TD learning of action values based on function approximation
Sarsa with function approximation
Suppose that \(q_\pi(s, a)\) is approximated by \(\hat{q}(s, a, w)\). Replacing \(\color{brown}{\hat{v}(s, w)}\) in \[ w_{t+1}=w_t+\alpha_t\left[r_{t+1}+\gamma \hat{v}\left(s_{t+1}, w_t\right)-\color{brown}{\hat{v}\left(s_t, w_t\right)}\right] \nabla_w \hat{v}\left(s_t, w_t\right) \] by \(\color{brown}{\hat{q}(s, a, w)}\) gives \[ w_{t+1}=w_t+\alpha_t\left[r_{t+1}+\gamma \hat{q}\left(s_{t+1}, a_{t+1}, w_t\right)-\color{brown}{\hat{q}\left(s_t, a_t, w_t\right)}\right] \nabla_w \hat{q}\left(s_t, a_t, w_t\right) . \]

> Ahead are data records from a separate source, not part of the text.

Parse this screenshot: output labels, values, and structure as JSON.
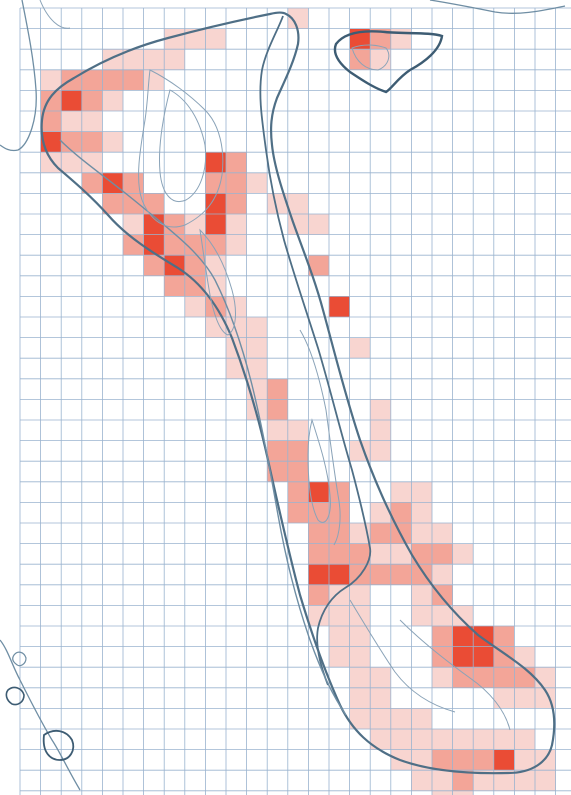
{
  "map": {
    "colors": {
      "background": "#ffffff",
      "grid": "#9ab3cf",
      "coast": "#4f6f86",
      "contour": "#8aa3b8",
      "heat_low": "#f6c7c0",
      "heat_mid": "#f08e7e",
      "heat_high": "#e8391f"
    },
    "icon": "grid-heatmap",
    "cells": [
      [
        13,
        0,
        1
      ],
      [
        7,
        1,
        1
      ],
      [
        8,
        1,
        1
      ],
      [
        9,
        1,
        1
      ],
      [
        16,
        1,
        3
      ],
      [
        17,
        1,
        2
      ],
      [
        18,
        1,
        1
      ],
      [
        4,
        2,
        1
      ],
      [
        5,
        2,
        1
      ],
      [
        6,
        2,
        1
      ],
      [
        7,
        2,
        1
      ],
      [
        16,
        2,
        2
      ],
      [
        17,
        2,
        1
      ],
      [
        1,
        3,
        1
      ],
      [
        2,
        3,
        2
      ],
      [
        3,
        3,
        2
      ],
      [
        4,
        3,
        2
      ],
      [
        5,
        3,
        2
      ],
      [
        6,
        3,
        1
      ],
      [
        1,
        4,
        2
      ],
      [
        2,
        4,
        3
      ],
      [
        3,
        4,
        2
      ],
      [
        4,
        4,
        1
      ],
      [
        1,
        5,
        2
      ],
      [
        2,
        5,
        1
      ],
      [
        3,
        5,
        1
      ],
      [
        1,
        6,
        3
      ],
      [
        2,
        6,
        2
      ],
      [
        3,
        6,
        2
      ],
      [
        4,
        6,
        1
      ],
      [
        1,
        7,
        1
      ],
      [
        2,
        7,
        1
      ],
      [
        3,
        7,
        1
      ],
      [
        9,
        7,
        3
      ],
      [
        10,
        7,
        2
      ],
      [
        3,
        8,
        2
      ],
      [
        4,
        8,
        3
      ],
      [
        5,
        8,
        2
      ],
      [
        9,
        8,
        2
      ],
      [
        10,
        8,
        2
      ],
      [
        11,
        8,
        1
      ],
      [
        4,
        9,
        2
      ],
      [
        5,
        9,
        2
      ],
      [
        6,
        9,
        2
      ],
      [
        9,
        9,
        3
      ],
      [
        10,
        9,
        2
      ],
      [
        12,
        9,
        1
      ],
      [
        13,
        9,
        1
      ],
      [
        5,
        10,
        1
      ],
      [
        6,
        10,
        3
      ],
      [
        7,
        10,
        2
      ],
      [
        8,
        10,
        1
      ],
      [
        9,
        10,
        3
      ],
      [
        10,
        10,
        1
      ],
      [
        13,
        10,
        1
      ],
      [
        14,
        10,
        1
      ],
      [
        5,
        11,
        2
      ],
      [
        6,
        11,
        3
      ],
      [
        7,
        11,
        2
      ],
      [
        8,
        11,
        2
      ],
      [
        9,
        11,
        2
      ],
      [
        10,
        11,
        1
      ],
      [
        6,
        12,
        2
      ],
      [
        7,
        12,
        3
      ],
      [
        8,
        12,
        2
      ],
      [
        9,
        12,
        1
      ],
      [
        14,
        12,
        2
      ],
      [
        7,
        13,
        2
      ],
      [
        8,
        13,
        2
      ],
      [
        9,
        13,
        1
      ],
      [
        8,
        14,
        1
      ],
      [
        9,
        14,
        2
      ],
      [
        10,
        14,
        1
      ],
      [
        15,
        14,
        3
      ],
      [
        9,
        15,
        1
      ],
      [
        10,
        15,
        1
      ],
      [
        11,
        15,
        1
      ],
      [
        10,
        16,
        1
      ],
      [
        11,
        16,
        1
      ],
      [
        16,
        16,
        1
      ],
      [
        10,
        17,
        1
      ],
      [
        11,
        17,
        1
      ],
      [
        11,
        18,
        1
      ],
      [
        12,
        18,
        2
      ],
      [
        11,
        19,
        1
      ],
      [
        12,
        19,
        2
      ],
      [
        17,
        19,
        1
      ],
      [
        12,
        20,
        1
      ],
      [
        13,
        20,
        1
      ],
      [
        17,
        20,
        1
      ],
      [
        12,
        21,
        2
      ],
      [
        13,
        21,
        2
      ],
      [
        16,
        21,
        1
      ],
      [
        17,
        21,
        1
      ],
      [
        12,
        22,
        2
      ],
      [
        13,
        22,
        2
      ],
      [
        13,
        23,
        2
      ],
      [
        14,
        23,
        3
      ],
      [
        15,
        23,
        2
      ],
      [
        18,
        23,
        1
      ],
      [
        19,
        23,
        1
      ],
      [
        13,
        24,
        2
      ],
      [
        14,
        24,
        2
      ],
      [
        15,
        24,
        2
      ],
      [
        17,
        24,
        1
      ],
      [
        18,
        24,
        2
      ],
      [
        19,
        24,
        1
      ],
      [
        14,
        25,
        2
      ],
      [
        15,
        25,
        2
      ],
      [
        16,
        25,
        1
      ],
      [
        17,
        25,
        2
      ],
      [
        18,
        25,
        2
      ],
      [
        19,
        25,
        1
      ],
      [
        20,
        25,
        1
      ],
      [
        14,
        26,
        2
      ],
      [
        15,
        26,
        2
      ],
      [
        16,
        26,
        2
      ],
      [
        17,
        26,
        1
      ],
      [
        18,
        26,
        1
      ],
      [
        19,
        26,
        2
      ],
      [
        20,
        26,
        2
      ],
      [
        21,
        26,
        1
      ],
      [
        14,
        27,
        3
      ],
      [
        15,
        27,
        3
      ],
      [
        16,
        27,
        2
      ],
      [
        17,
        27,
        2
      ],
      [
        18,
        27,
        2
      ],
      [
        19,
        27,
        2
      ],
      [
        20,
        27,
        1
      ],
      [
        14,
        28,
        2
      ],
      [
        15,
        28,
        1
      ],
      [
        16,
        28,
        1
      ],
      [
        19,
        28,
        1
      ],
      [
        20,
        28,
        2
      ],
      [
        14,
        29,
        1
      ],
      [
        15,
        29,
        1
      ],
      [
        16,
        29,
        1
      ],
      [
        19,
        29,
        1
      ],
      [
        20,
        29,
        1
      ],
      [
        21,
        29,
        1
      ],
      [
        15,
        30,
        1
      ],
      [
        16,
        30,
        1
      ],
      [
        20,
        30,
        2
      ],
      [
        21,
        30,
        3
      ],
      [
        22,
        30,
        3
      ],
      [
        23,
        30,
        2
      ],
      [
        15,
        31,
        1
      ],
      [
        16,
        31,
        1
      ],
      [
        20,
        31,
        2
      ],
      [
        21,
        31,
        3
      ],
      [
        22,
        31,
        3
      ],
      [
        23,
        31,
        2
      ],
      [
        24,
        31,
        1
      ],
      [
        16,
        32,
        1
      ],
      [
        17,
        32,
        1
      ],
      [
        20,
        32,
        1
      ],
      [
        21,
        32,
        2
      ],
      [
        22,
        32,
        2
      ],
      [
        23,
        32,
        2
      ],
      [
        24,
        32,
        2
      ],
      [
        25,
        32,
        1
      ],
      [
        16,
        33,
        1
      ],
      [
        17,
        33,
        1
      ],
      [
        23,
        33,
        1
      ],
      [
        24,
        33,
        1
      ],
      [
        25,
        33,
        1
      ],
      [
        16,
        34,
        1
      ],
      [
        17,
        34,
        1
      ],
      [
        18,
        34,
        1
      ],
      [
        19,
        34,
        1
      ],
      [
        17,
        35,
        1
      ],
      [
        18,
        35,
        1
      ],
      [
        19,
        35,
        1
      ],
      [
        20,
        35,
        1
      ],
      [
        21,
        35,
        1
      ],
      [
        22,
        35,
        1
      ],
      [
        23,
        35,
        1
      ],
      [
        24,
        35,
        1
      ],
      [
        18,
        36,
        1
      ],
      [
        19,
        36,
        1
      ],
      [
        20,
        36,
        2
      ],
      [
        21,
        36,
        2
      ],
      [
        22,
        36,
        2
      ],
      [
        23,
        36,
        3
      ],
      [
        24,
        36,
        1
      ],
      [
        25,
        36,
        1
      ],
      [
        19,
        37,
        1
      ],
      [
        20,
        37,
        1
      ],
      [
        21,
        37,
        2
      ],
      [
        22,
        37,
        1
      ],
      [
        23,
        37,
        1
      ],
      [
        24,
        37,
        1
      ],
      [
        25,
        37,
        1
      ],
      [
        20,
        38,
        1
      ],
      [
        21,
        38,
        1
      ]
    ]
  }
}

Q-learning with function approximation
Tabular Q-learning can also be extended to the case of function approximation. The update rule is \[ w_{t+1}=w_t+\alpha_t\left[r_{t+1}+\gamma \color{orange}{\max _{a \in \mathcal{A}\left(s_{t+1}\right)} \hat{q}\left(s_{t+1}, a, w_t\right)}-\hat{q}\left(s_t, a_t, w_t\right)\right] \nabla_w \hat{q}\left(s_t, a_t, w_t\right) . \]
Here, the function approximator is \(\color{teal}{r_{t+1}+\gamma} \color{orange}{\max _{a \in \mathcal{A}\left(s_{t+1}\right)} \hat{q}\left(s_{t+1}, a, w_t\right)}\). It's similar to Sarsa with function approximation except that \(\color{orange}{\hat{q}\left(s_{t+1}, a_{t+1}, w_t\right)}\) is replaced with \(\color{orange}{\max _{a \in \mathcal{A}\left(s_{t+1}\right)} \hat{q}\left(s_{t+1}, a, w_t\right)}\).
NOTE: altough Q-learning with function approximation can be implemented by neural networks. In practice, we choose to use, instead of this method, Deep Q-learning or deep Q-network (DQN). DQN is not Q learning, at least not the specific Q learning algorithm introduced in my post, but it shares the core idea of Q learning.
1 "TD learning problems" refer to the problems aimed to solve by TD learning algorithms, i.e., the state/action value function estimation given a dataset generated by a given policy \(\pi\).